И тут же тишину операционной прорезали крики, громкие, торжествующие, в унисон. Кто это сказал, что чудес не бывает?
А праздничным тортом с яблоками и лимоном побаловала себя тётя Паша, тайно, в одиночку, под вишнёвую наливочку и несущиеся из репродуктора песни о победе. Да, да, играй наш баян и скажи всем врагам, что раскудрявый клён зелёный — лист резной, парнишка на тальяночке играет про любовь, а в пирожке никак не меньше фунта сливочного масла. Главное, чтобы не было войны…
ЧАСТЬ ВТОРАЯ
ПРЕСТУПЛЕНИЕ И НАКАЗАНИЕ
Хорст (1958)
Первое, что Хорст почувствовал, когда пришёл в себя, были запахи резины и бензина. Он лежал, скорчившись, как недоносок в банке, в замкнутом, абсолютно тёмном пространстве, судя по всему, багажнике автомобиля. Было дискомфортно и ужасно холодно, однако не настолько, чтобы замёрзнуть насмерть, — кто-то позаботился накрыть его плотной, отдающей керосином дерюгой.
«Вот сволочи, никак на расправу везут», — обдирая локти об обжигающий металл, Хорст перевернулся на бок и принялся тереть больную, гудящую после наркотика голову.

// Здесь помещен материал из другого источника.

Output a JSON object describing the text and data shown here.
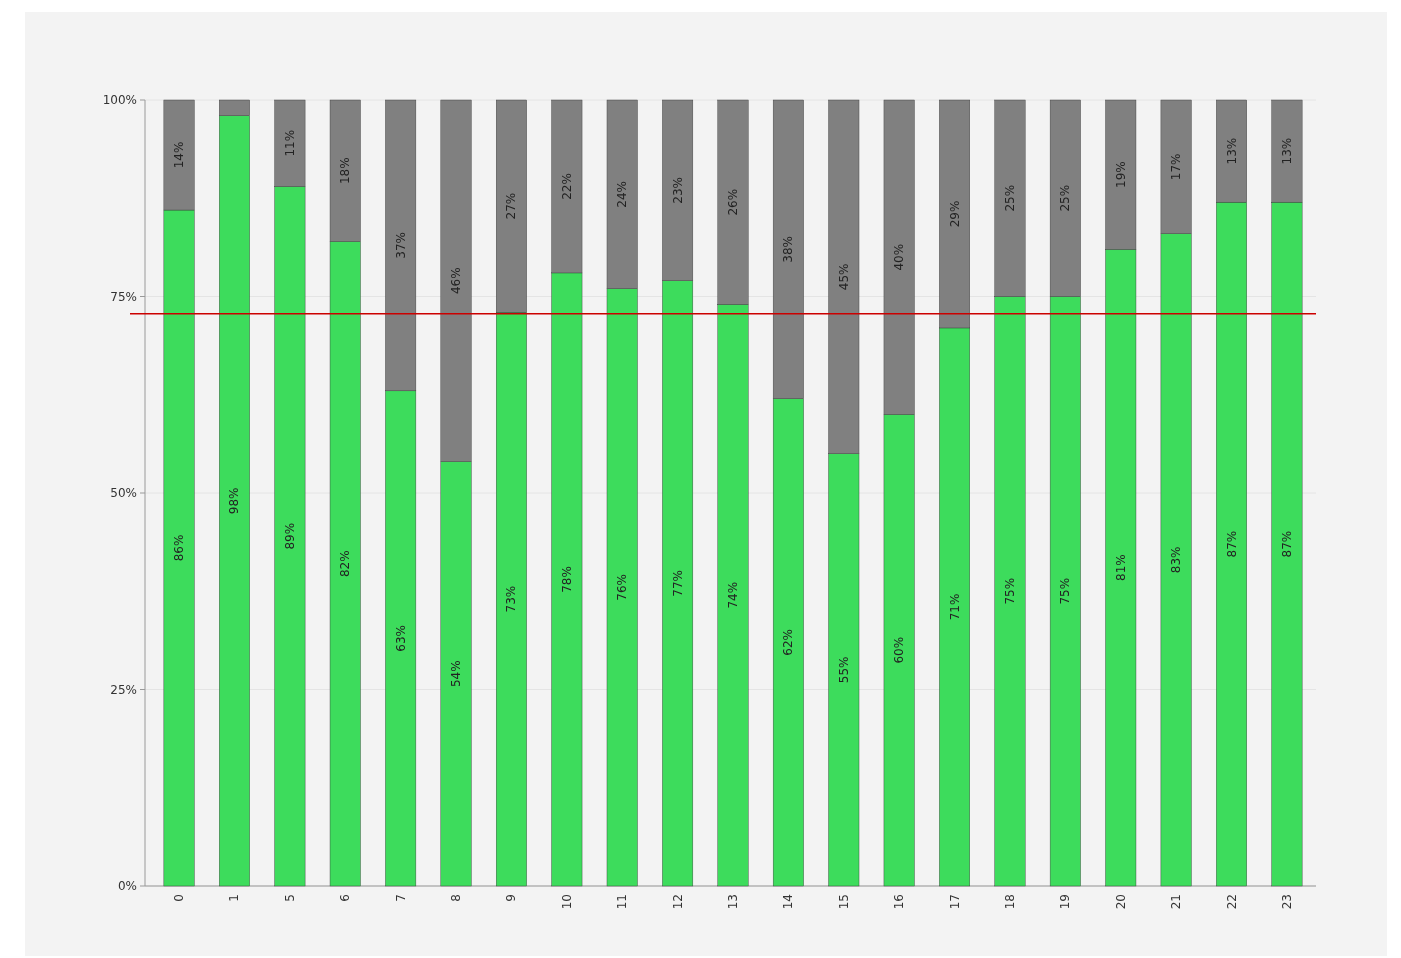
{
  "chart_data": {
    "type": "bar",
    "stacked": true,
    "categories": [
      "0",
      "1",
      "5",
      "6",
      "7",
      "8",
      "9",
      "10",
      "11",
      "12",
      "13",
      "14",
      "15",
      "16",
      "17",
      "18",
      "19",
      "20",
      "21",
      "22",
      "23"
    ],
    "series": [
      {
        "color": "#3ddc5c",
        "values": [
          86,
          98,
          89,
          82,
          63,
          54,
          73,
          78,
          76,
          77,
          74,
          62,
          55,
          60,
          71,
          75,
          75,
          81,
          83,
          87,
          87
        ],
        "value_labels": [
          "86%",
          "98%",
          "89%",
          "82%",
          "63%",
          "54%",
          "73%",
          "78%",
          "76%",
          "77%",
          "74%",
          "62%",
          "55%",
          "60%",
          "71%",
          "75%",
          "75%",
          "81%",
          "83%",
          "87%",
          "87%"
        ]
      },
      {
        "color": "#808080",
        "values": [
          14,
          2,
          11,
          18,
          37,
          46,
          27,
          22,
          24,
          23,
          26,
          38,
          45,
          40,
          29,
          25,
          25,
          19,
          17,
          13,
          13
        ],
        "value_labels": [
          "14%",
          null,
          "11%",
          "18%",
          "37%",
          "46%",
          "27%",
          "22%",
          "24%",
          "23%",
          "26%",
          "38%",
          "45%",
          "40%",
          "29%",
          "25%",
          "25%",
          "19%",
          "17%",
          "13%",
          "13%"
        ]
      }
    ],
    "ylim": [
      0,
      100
    ],
    "yticks": [
      {
        "value": 0,
        "label": "0%"
      },
      {
        "value": 25,
        "label": "25%"
      },
      {
        "value": 50,
        "label": "50%"
      },
      {
        "value": 75,
        "label": "75%"
      },
      {
        "value": 100,
        "label": "100%"
      }
    ],
    "grid": "y",
    "ref_lines": [
      {
        "axis": "y",
        "value": 72.8,
        "color": "#cc0000"
      }
    ]
  }
}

Скоро он пришёл в себя, глянул на часы со светящимися стрелками — его везли со скоростью примерно сорока миль в час, судя по поведению подвески, машина двигалась по загородному шляху. Напружинив тело, Хорст тут же расслабился, сделал глубокий вдох и принялся бороться за жизнь по проверенной методике, отработанной до автоматизма ещё в центре, — постарался ассоциировать себя с водителем. Уловить биение его сердца, ощутить движение его крови, слиться с ним в желаниях, чувстве франки, крепко зажатой в прокуренных пальцах. Называлась эта метода мудрено, «саймин-дзюцу», то есть ментальная петля. Наконец, вспотев от усилий, Хорст почувствовал себя рослым, грузным детиной. Нога его в хромаче сорок пятого размера надавила всей тяжестью на газ…

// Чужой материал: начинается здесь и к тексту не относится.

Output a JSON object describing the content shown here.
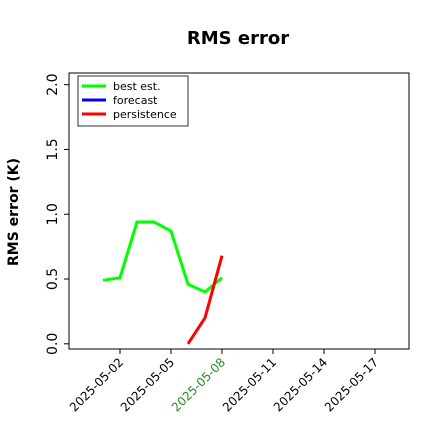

— Химмельдоннерветтер! Ты что, сдурел, сраная задница? — услышал он визгливый голос Юргена Хатгля, но ещё сильнее придавил педаль и резко крутанул сразу сделавшийся бесполезным руль.
Страшная сила навалилась на него, вдавила в жалобно скрипящий, мнущийся как бумага металл и, покувыркав, вышвырнула из темноты багажника в мрачную темноту зимней ночи. Впрочем, не такую уж и мрачную — на небе висела луна, а у подножья огромной изувеченной сосны весело горела перевёрнутая «Волга», правое переднее колесо её все ещё вращалось с мерзким, похоронным каким-то звуком. В тон ему стонал, пуская розовые пузыри, задыхающийся в сторонке Юрген Хатгль. Потом машина оглушительно взорвалась, к лапчатым вершинам сосен взвилось ослепительное пламя, и Хаттль, когда все стихло, прошипел:
— А баба-то твоя, также как и мамаша, слаба на передок. Не устояла перед бампером.
На его бледном, белее савана, лице застыла пакостная, злорадная усмешка, рот в багровых отсветах пожарища казался узкой безобразной щелью.
— Что? — Хорст кое-как выбрался из сугроба, пумой метнулся к Хаттлю, с яростью взял за горло. — Что ты сказал?
— Повторяю ещё раз, для идиотов. — Хаттль судорожно дёрнулся, схватился за грудь, и по подбородку его потянулась жижа. — Бабу твою мы поимели бампером… Предатель, сука, коммунист ну давай, давай, убей меня, иуда!